Druk op Verenigd Koninkrijk voor referendum nieuw EU-verdrag (en)
Auteur: | By Lucia Kubosova
French leader Nicolas Sarkozy's remark at the G8 summit about a deal with Tony Blair on a new EU treaty has been followed by renewed pressure for a referendum in the UK, with London planning to insist on keeping the veto on foreign, employment and criminal law policies at next week's EU talks.
Speaking to the Sunday Times (10 June), the Conservative leader David Cameron suggested the British public would follow every move by the current UK prime minister and his successor Gordon Brown regarding the revised EU constitution.
"Any treaty that is about the transfer of powers to the EU must be put to the country in a referendum," he said.

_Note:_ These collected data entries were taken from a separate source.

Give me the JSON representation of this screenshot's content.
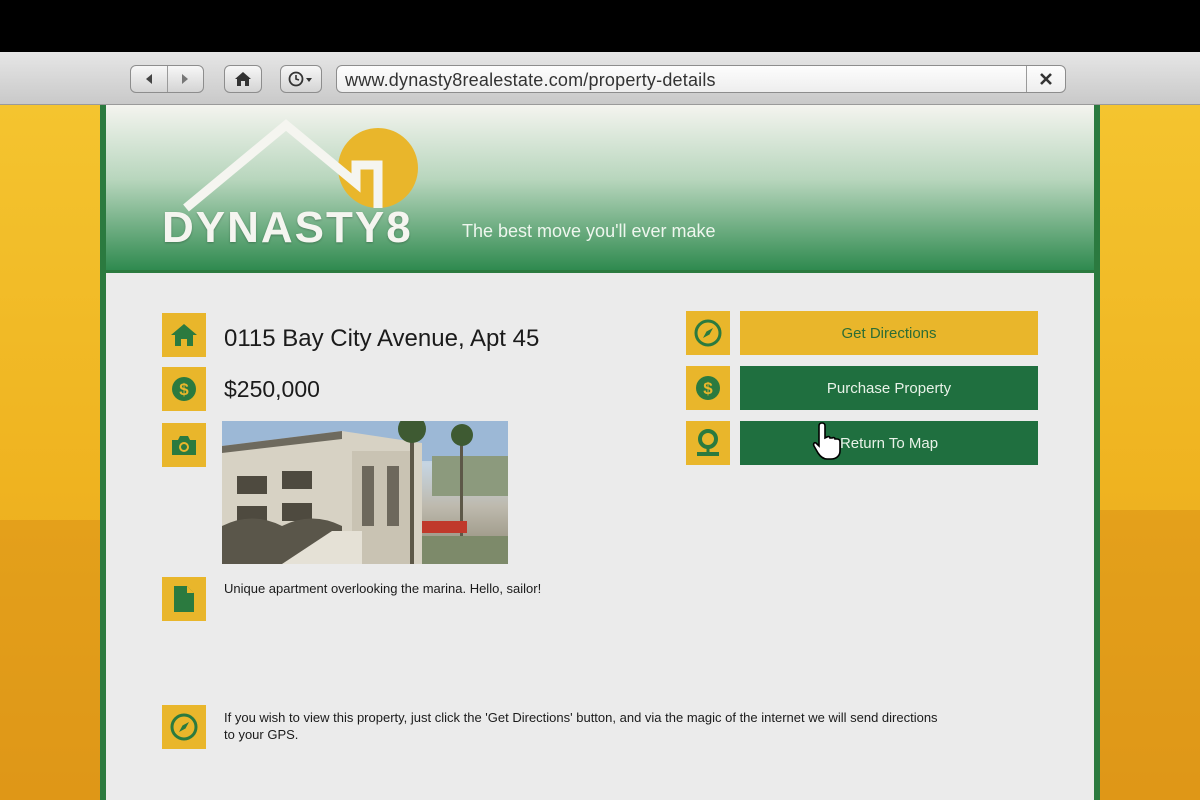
{
  "browser": {
    "url": "www.dynasty8realestate.com/property-details",
    "icons": [
      "back-icon",
      "forward-icon",
      "home-icon",
      "history-icon",
      "close-icon"
    ]
  },
  "site": {
    "logo_text": "DYNASTY8",
    "tagline": "The best move you'll ever make"
  },
  "property": {
    "address": "0115 Bay City Avenue, Apt 45",
    "price": "$250,000",
    "description": "Unique apartment overlooking the marina. Hello, sailor!",
    "info": "If you wish to view this property, just click the 'Get Directions' button, and via the magic of the internet we will send directions to your GPS."
  },
  "actions": {
    "get_directions": "Get Directions",
    "purchase": "Purchase Property",
    "return_map": "Return To Map"
  },
  "colors": {
    "brand_green": "#2b7a3f",
    "button_green": "#1f6f3f",
    "brand_yellow": "#e9b62b",
    "page_bg": "#ebebeb"
  }
}
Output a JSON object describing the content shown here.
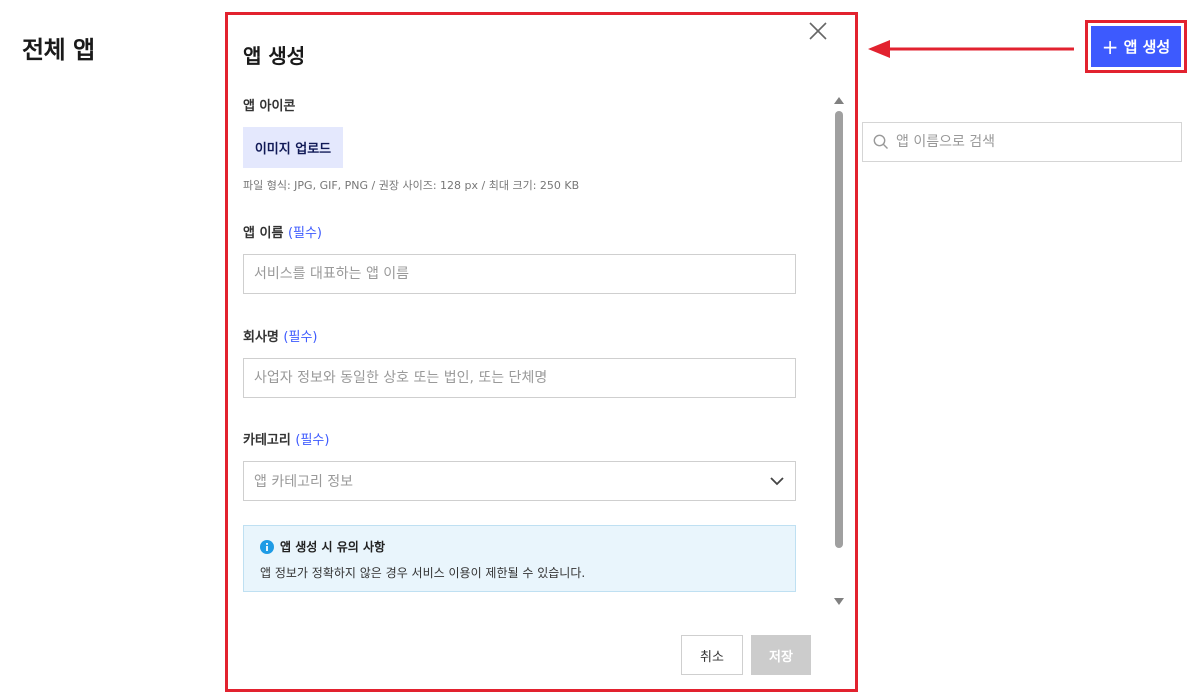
{
  "page": {
    "title": "전체 앱",
    "create_button_label": "앱 생성",
    "search_placeholder": "앱 이름으로 검색"
  },
  "modal": {
    "title": "앱 생성",
    "icon_section": {
      "label": "앱 아이콘",
      "upload_label": "이미지 업로드",
      "hint": "파일 형식: JPG, GIF, PNG / 권장 사이즈: 128 px / 최대 크기: 250 KB"
    },
    "name_field": {
      "label": "앱 이름",
      "required": "(필수)",
      "placeholder": "서비스를 대표하는 앱 이름"
    },
    "company_field": {
      "label": "회사명",
      "required": "(필수)",
      "placeholder": "사업자 정보와 동일한 상호 또는 법인, 또는 단체명"
    },
    "category_field": {
      "label": "카테고리",
      "required": "(필수)",
      "placeholder": "앱 카테고리 정보"
    },
    "notice": {
      "title": "앱 생성 시 유의 사항",
      "body": "앱 정보가 정확하지 않은 경우 서비스 이용이 제한될 수 있습니다."
    },
    "cancel_label": "취소",
    "save_label": "저장"
  },
  "colors": {
    "primary": "#3d5afe",
    "highlight": "#e2222f",
    "notice_bg": "#e9f5fc",
    "info_icon": "#1e9be5"
  }
}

Similar signals came from some Labour MPs, with Frank Field, a former Labour minister, arguing that any back down on a former promise to hold a popular vote on the new EU treaty would be "against all the rhetoric of a government that says it wants to reconnect with a disillusioned electorate."
EU leaders are meeting next Thursday and Friday (21-22 June) in Brussels to agree a new outline of the bloc's constitution - rejected by French and Dutch voters in 2005 - with leaders keen to prevent further national referendums unless legally required in some member states, such as Denmark.
The renewed pressure on the UK government as it prepares its stance for the summit came after the French president announced last week at the G8 meeting in Germany that "Tony Blair and I have just agreed on what might be the framework for a simplified treaty."
The French leader is planning to come for a short visit to London ahead of the Brussels meeting as part of his energetic travels across European capitals to help prepare the ground for a new EU constitution deal.
Brown worried
According to UK papers, Mr Brown is increasingly worried over the prospects of Mr Blair agreeing to a proposal that would be hard to defend at home, with the Times quoting his ally as saying "We cannot have a deal at any price just because Tony is going. We can only allow through now what will be defensible down the line."
London's key concern is to prevent the Charter of Fundamental Rights having legal force in the UK, if it gets into the revised treaty, due to its possible impact on the future interpretation of labour law.
The UK is also keen to keep the current decision-making structure on foreign policy rather than strengthening EU powers vis-a-vis those of national governments and to keep its national veto on criminal law issues.
According to the Brussels-based weekly European Voice, the German EU presidency is planning to report on the developments surrounding the constitution on 14 June.
Berlin is aiming to present an outline of the whole new treaty for the 21 June summit, with a strict list of items to be discussed in the following Intergovernmental Conference (IGC) in late July as well as those to be dropped from the current text.